If you eat processed meat everyday or several times a week you should be cutting down.

If you eat red meat everyday you should be cutting down.  

If you eat a large quantity of meat in one sitting, you should cut down your portion size.

If you only eat red or processed meat occasionally, sit back and relax. Worrying will only increase your stress levels and give you cancer. 🙂

5 Ways to Cut Down on Meat

In general I feel that most omnivores in Western countries could stand to lower their meat intake. If you’re curious, I have 9 good reasons for the call to eat less meat. 

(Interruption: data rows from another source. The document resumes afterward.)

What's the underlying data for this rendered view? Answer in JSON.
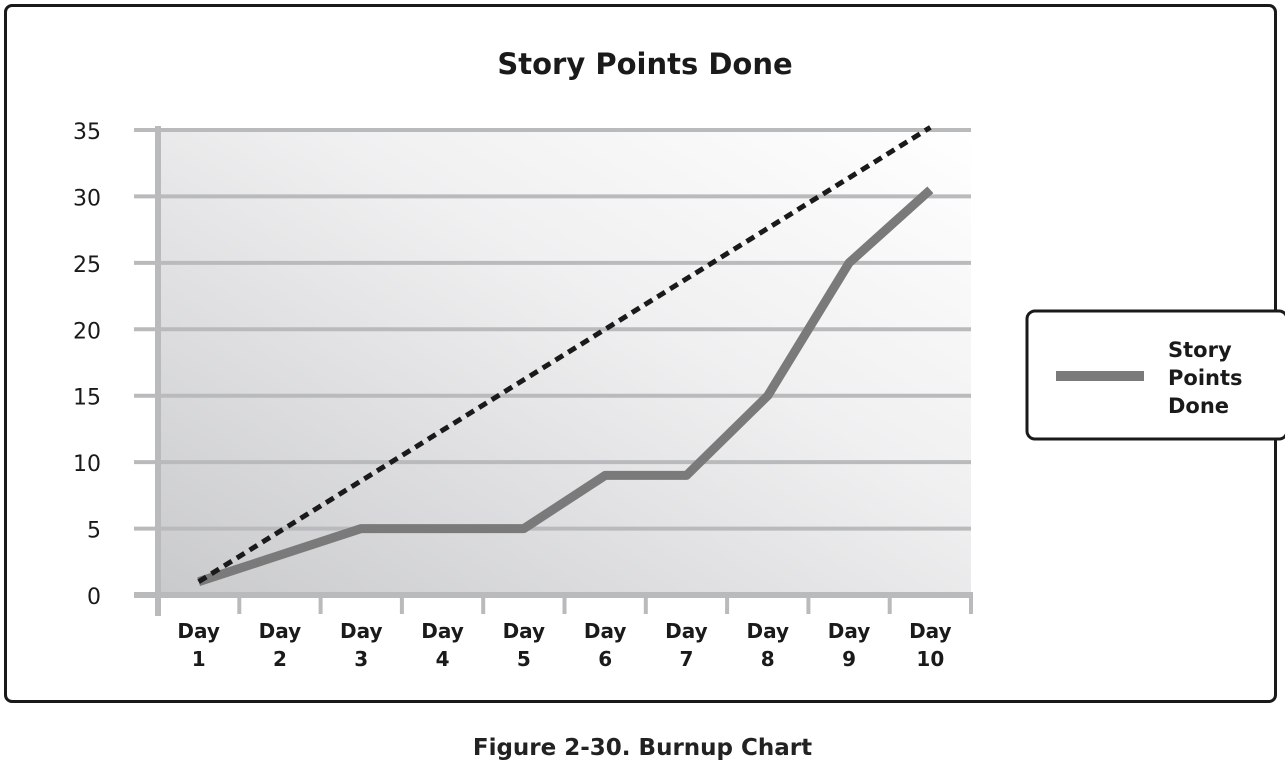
{
  "chart_data": {
    "type": "line",
    "title": "Story Points Done",
    "categories": [
      [
        "Day",
        "1"
      ],
      [
        "Day",
        "2"
      ],
      [
        "Day",
        "3"
      ],
      [
        "Day",
        "4"
      ],
      [
        "Day",
        "5"
      ],
      [
        "Day",
        "6"
      ],
      [
        "Day",
        "7"
      ],
      [
        "Day",
        "8"
      ],
      [
        "Day",
        "9"
      ],
      [
        "Day",
        "10"
      ]
    ],
    "ylim": [
      0,
      35
    ],
    "yticks": [
      "0",
      "5",
      "10",
      "15",
      "20",
      "25",
      "30",
      "35"
    ],
    "grid": true,
    "series": [
      {
        "name": "Story Points Done",
        "values": [
          1,
          3,
          5,
          5,
          5,
          9,
          9,
          15,
          25,
          30.5
        ],
        "color": "#7a7a7a",
        "style": "solid"
      },
      {
        "values": [
          1,
          4.8,
          8.6,
          12.4,
          16.2,
          20,
          23.8,
          27.6,
          31.4,
          35.2
        ],
        "color": "#1a1a1a",
        "style": "dashed"
      }
    ],
    "legend": {
      "position": "right",
      "label_lines": [
        "Story",
        "Points",
        "Done"
      ]
    }
  },
  "caption": "Figure 2-30. Burnup Chart"
}
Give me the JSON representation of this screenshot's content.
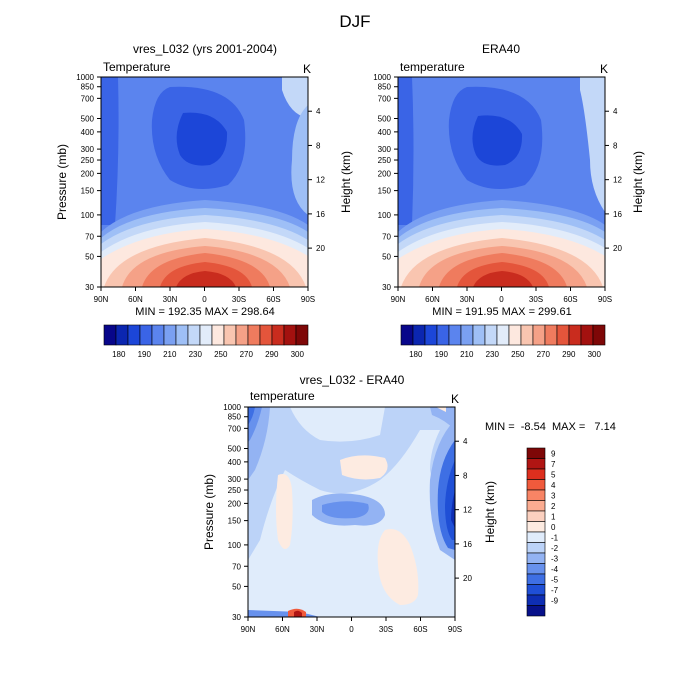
{
  "figure_title": "DJF",
  "chart_data": [
    {
      "type": "contour",
      "id": "model",
      "title": "vres_L032 (yrs 2001-2004)",
      "variable": "Temperature",
      "units": "K",
      "xlabel": "",
      "ylabel": "Pressure (mb)",
      "ylabel_right": "Height (km)",
      "x_ticks": [
        "90N",
        "60N",
        "30N",
        "0",
        "30S",
        "60S",
        "90S"
      ],
      "y_ticks": [
        "30",
        "50",
        "70",
        "100",
        "150",
        "200",
        "250",
        "300",
        "400",
        "500",
        "700",
        "850",
        "1000"
      ],
      "y_ticks_right": [
        "20",
        "16",
        "12",
        "8",
        "4"
      ],
      "ylim_mb": [
        1000,
        30
      ],
      "stats_text": "MIN = 192.35  MAX = 298.64",
      "min": 192.35,
      "max": 298.64,
      "colorbar_labels": [
        "180",
        "190",
        "210",
        "230",
        "250",
        "270",
        "290",
        "300"
      ]
    },
    {
      "type": "contour",
      "id": "obs",
      "title": "ERA40",
      "variable": "temperature",
      "units": "K",
      "xlabel": "",
      "ylabel": "",
      "ylabel_right": "Height (km)",
      "x_ticks": [
        "90N",
        "60N",
        "30N",
        "0",
        "30S",
        "60S",
        "90S"
      ],
      "y_ticks": [
        "30",
        "50",
        "70",
        "100",
        "150",
        "200",
        "250",
        "300",
        "400",
        "500",
        "700",
        "850",
        "1000"
      ],
      "y_ticks_right": [
        "20",
        "16",
        "12",
        "8",
        "4"
      ],
      "ylim_mb": [
        1000,
        30
      ],
      "stats_text": "MIN = 191.95  MAX = 299.61",
      "min": 191.95,
      "max": 299.61,
      "colorbar_labels": [
        "180",
        "190",
        "210",
        "230",
        "250",
        "270",
        "290",
        "300"
      ]
    },
    {
      "type": "contour",
      "id": "diff",
      "title": "vres_L032 - ERA40",
      "variable": "temperature",
      "units": "K",
      "xlabel": "",
      "ylabel": "Pressure (mb)",
      "ylabel_right": "Height (km)",
      "x_ticks": [
        "90N",
        "60N",
        "30N",
        "0",
        "30S",
        "60S",
        "90S"
      ],
      "y_ticks": [
        "30",
        "50",
        "70",
        "100",
        "150",
        "200",
        "250",
        "300",
        "400",
        "500",
        "700",
        "850",
        "1000"
      ],
      "y_ticks_right": [
        "20",
        "16",
        "12",
        "8",
        "4"
      ],
      "ylim_mb": [
        1000,
        30
      ],
      "stats_text": "MIN =  -8.54  MAX =   7.14",
      "min": -8.54,
      "max": 7.14,
      "colorbar_labels": [
        "9",
        "7",
        "5",
        "4",
        "3",
        "2",
        "1",
        "0",
        "-1",
        "-2",
        "-3",
        "-4",
        "-5",
        "-7",
        "-9"
      ]
    }
  ],
  "colors": {
    "temp_scale": [
      "#08068a",
      "#0b26b0",
      "#1c46d8",
      "#3a64e6",
      "#5b84ee",
      "#7aa0f2",
      "#9ebff6",
      "#c3d8f8",
      "#e2ecfa",
      "#fde8df",
      "#f9c5b0",
      "#f5a187",
      "#ef7b5e",
      "#e4553b",
      "#c92c1e",
      "#a3110f",
      "#7e0707"
    ],
    "diff_scale": [
      "#7e0707",
      "#b01513",
      "#dd2f1e",
      "#f05a3c",
      "#f88465",
      "#fbac91",
      "#fbd0bf",
      "#fdebe1",
      "#e0ecfb",
      "#bcd3f8",
      "#93b3f3",
      "#6791ed",
      "#3e6fe4",
      "#1f4fd6",
      "#0e2eb4",
      "#07118a"
    ]
  }
}
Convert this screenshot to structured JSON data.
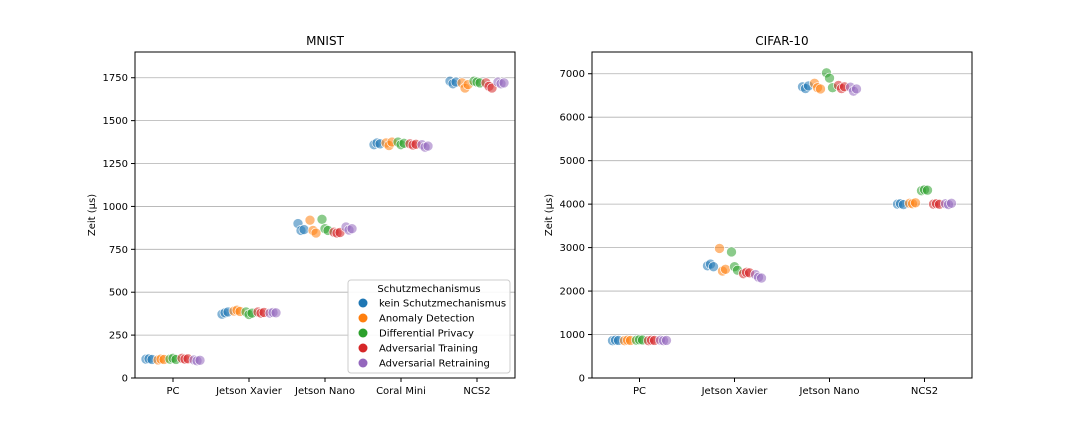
{
  "legend": {
    "title": "Schutzmechanismus",
    "placement": "lower-right",
    "entries": [
      {
        "name": "kein Schutzmechanismus",
        "color": "#1f77b4"
      },
      {
        "name": "Anomaly Detection",
        "color": "#ff7f0e"
      },
      {
        "name": "Differential Privacy",
        "color": "#2ca02c"
      },
      {
        "name": "Adversarial Training",
        "color": "#d62728"
      },
      {
        "name": "Adversarial Retraining",
        "color": "#9467bd"
      }
    ]
  },
  "chart_data": [
    {
      "type": "scatter",
      "title": "MNIST",
      "ylabel": "Zeit (μs)",
      "xlabel": "",
      "categories": [
        "PC",
        "Jetson Xavier",
        "Jetson Nano",
        "Coral Mini",
        "NCS2"
      ],
      "ylim": [
        0,
        1900
      ],
      "yticks": [
        0,
        250,
        500,
        750,
        1000,
        1250,
        1500,
        1750
      ],
      "grid": "y",
      "series": [
        {
          "name": "kein Schutzmechanismus",
          "values": [
            [
              110,
              112,
              108
            ],
            [
              372,
              380,
              385
            ],
            [
              900,
              860,
              865
            ],
            [
              1360,
              1370,
              1365
            ],
            [
              1730,
              1715,
              1725
            ]
          ]
        },
        {
          "name": "Anomaly Detection",
          "values": [
            [
              105,
              110,
              108
            ],
            [
              390,
              395,
              388
            ],
            [
              920,
              860,
              845
            ],
            [
              1370,
              1355,
              1375
            ],
            [
              1720,
              1690,
              1710
            ]
          ]
        },
        {
          "name": "Differential Privacy",
          "values": [
            [
              110,
              115,
              108
            ],
            [
              385,
              370,
              378
            ],
            [
              925,
              870,
              860
            ],
            [
              1375,
              1360,
              1368
            ],
            [
              1730,
              1725,
              1720
            ]
          ]
        },
        {
          "name": "Adversarial Training",
          "values": [
            [
              115,
              110,
              112
            ],
            [
              385,
              378,
              382
            ],
            [
              850,
              845,
              848
            ],
            [
              1365,
              1358,
              1362
            ],
            [
              1720,
              1700,
              1690
            ]
          ]
        },
        {
          "name": "Adversarial Retraining",
          "values": [
            [
              105,
              100,
              103
            ],
            [
              378,
              382,
              380
            ],
            [
              880,
              862,
              870
            ],
            [
              1360,
              1345,
              1352
            ],
            [
              1725,
              1715,
              1720
            ]
          ]
        }
      ]
    },
    {
      "type": "scatter",
      "title": "CIFAR-10",
      "ylabel": "Zeit (μs)",
      "xlabel": "",
      "categories": [
        "PC",
        "Jetson Xavier",
        "Jetson Nano",
        "NCS2"
      ],
      "ylim": [
        0,
        7500
      ],
      "yticks": [
        0,
        1000,
        2000,
        3000,
        4000,
        5000,
        6000,
        7000
      ],
      "grid": "y",
      "series": [
        {
          "name": "kein Schutzmechanismus",
          "values": [
            [
              860,
              870,
              865
            ],
            [
              2580,
              2620,
              2560
            ],
            [
              6700,
              6660,
              6720
            ],
            [
              4000,
              4010,
              3990
            ]
          ]
        },
        {
          "name": "Anomaly Detection",
          "values": [
            [
              860,
              870,
              865
            ],
            [
              2980,
              2460,
              2500
            ],
            [
              6780,
              6680,
              6650
            ],
            [
              4020,
              4010,
              4030
            ]
          ]
        },
        {
          "name": "Differential Privacy",
          "values": [
            [
              870,
              880,
              875
            ],
            [
              2900,
              2560,
              2480
            ],
            [
              7020,
              6900,
              6680
            ],
            [
              4310,
              4330,
              4320
            ]
          ]
        },
        {
          "name": "Adversarial Training",
          "values": [
            [
              860,
              870,
              865
            ],
            [
              2400,
              2430,
              2420
            ],
            [
              6730,
              6660,
              6700
            ],
            [
              4000,
              4010,
              3995
            ]
          ]
        },
        {
          "name": "Adversarial Retraining",
          "values": [
            [
              870,
              860,
              865
            ],
            [
              2380,
              2320,
              2300
            ],
            [
              6690,
              6600,
              6650
            ],
            [
              4010,
              3990,
              4020
            ]
          ]
        }
      ]
    }
  ]
}
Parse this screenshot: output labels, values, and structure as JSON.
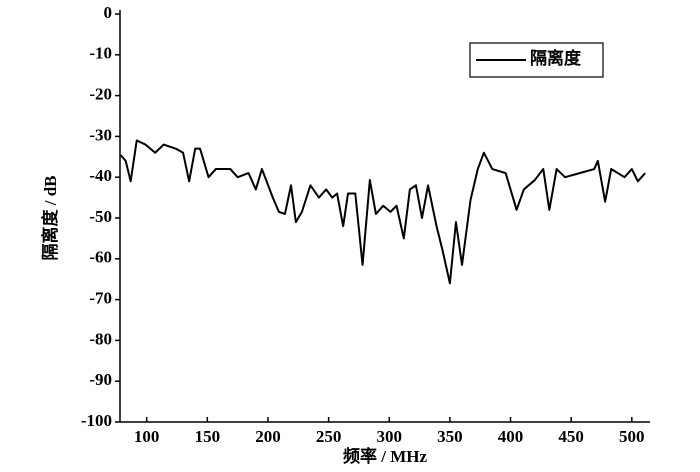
{
  "chart_data": {
    "type": "line",
    "x_label": "频率 / MHz",
    "y_label": "隔离度 / dB",
    "x": [
      78.6,
      82.7,
      86.8,
      91.8,
      99,
      107,
      114,
      124,
      130,
      135,
      140,
      144,
      151,
      157,
      169,
      175,
      184,
      190,
      195,
      204,
      209,
      214,
      219,
      223,
      228,
      235,
      242,
      248,
      253,
      257,
      262,
      266,
      272,
      278,
      284,
      289,
      295,
      301,
      306,
      312,
      317,
      322,
      327,
      332,
      339,
      344,
      350,
      355,
      360,
      367,
      373,
      378,
      385,
      396,
      405,
      411,
      420,
      427,
      432,
      438,
      445,
      457,
      469,
      472,
      478,
      483,
      494,
      500,
      505,
      511
    ],
    "series": [
      {
        "name": "隔离度",
        "color": "#000000",
        "values": [
          -34.6,
          -36,
          -41,
          -31,
          -32,
          -34,
          -32,
          -33,
          -34,
          -41,
          -33,
          -33,
          -40,
          -38,
          -38,
          -40,
          -39,
          -43,
          -38,
          -45,
          -48.5,
          -49,
          -42,
          -51,
          -48.5,
          -42,
          -45,
          -43,
          -45,
          -44,
          -52,
          -44,
          -44,
          -61.5,
          -40.7,
          -49,
          -47,
          -48.5,
          -47,
          -55,
          -43,
          -42,
          -50,
          -42,
          -52,
          -58,
          -66,
          -51,
          -61.5,
          -45.6,
          -38,
          -34,
          -38,
          -39,
          -48,
          -43,
          -40.7,
          -38,
          -48,
          -38,
          -40,
          -39,
          -38,
          -36,
          -46,
          -38,
          -40,
          -38,
          -41,
          -39
        ]
      }
    ],
    "xlim": [
      78,
      515
    ],
    "ylim": [
      -100,
      0
    ],
    "xticks": [
      100,
      150,
      200,
      250,
      300,
      350,
      400,
      450,
      500
    ],
    "yticks": [
      -100,
      -90,
      -80,
      -70,
      -60,
      -50,
      -40,
      -30,
      -20,
      -10,
      0
    ],
    "legend": "upper right"
  }
}
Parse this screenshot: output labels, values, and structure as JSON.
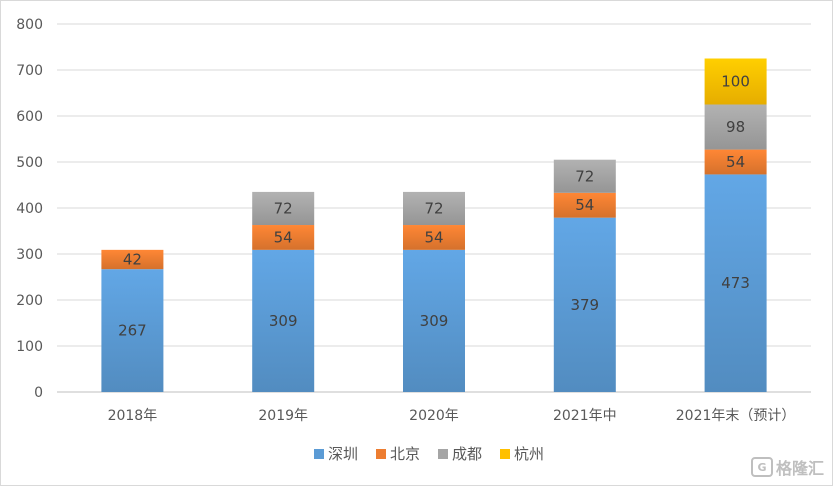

Here are a few practical ways to go about it:

  1. Make a tuna or egg salad sandwich instead of eating a deli meat sandwich
  2. Replace half the ground meat in a recipe with lentils
  3. Bulk up a stirfry with more veggies and cut the meat servings in half
  4. Eat egg dishes like omelettes, frittatas, or stratas for dinner
  5. Join the Meatless Monday movement

People often want to know what Dietitians themselves eat. Well, my family is flexitarian. Our diet is mainly plant-based, but we also enjoy meat, poultry, and fish about three times a week. On those occasions, the meat is in small portions. From my education and reading of the scientific literature, I firmly believe that this is a healthy, balanced way to eat an omnivorous diet. I also believe that vegetarian and vegan diets are healthy as well, so I fully support my friends, family, and clients who choose to eat this way.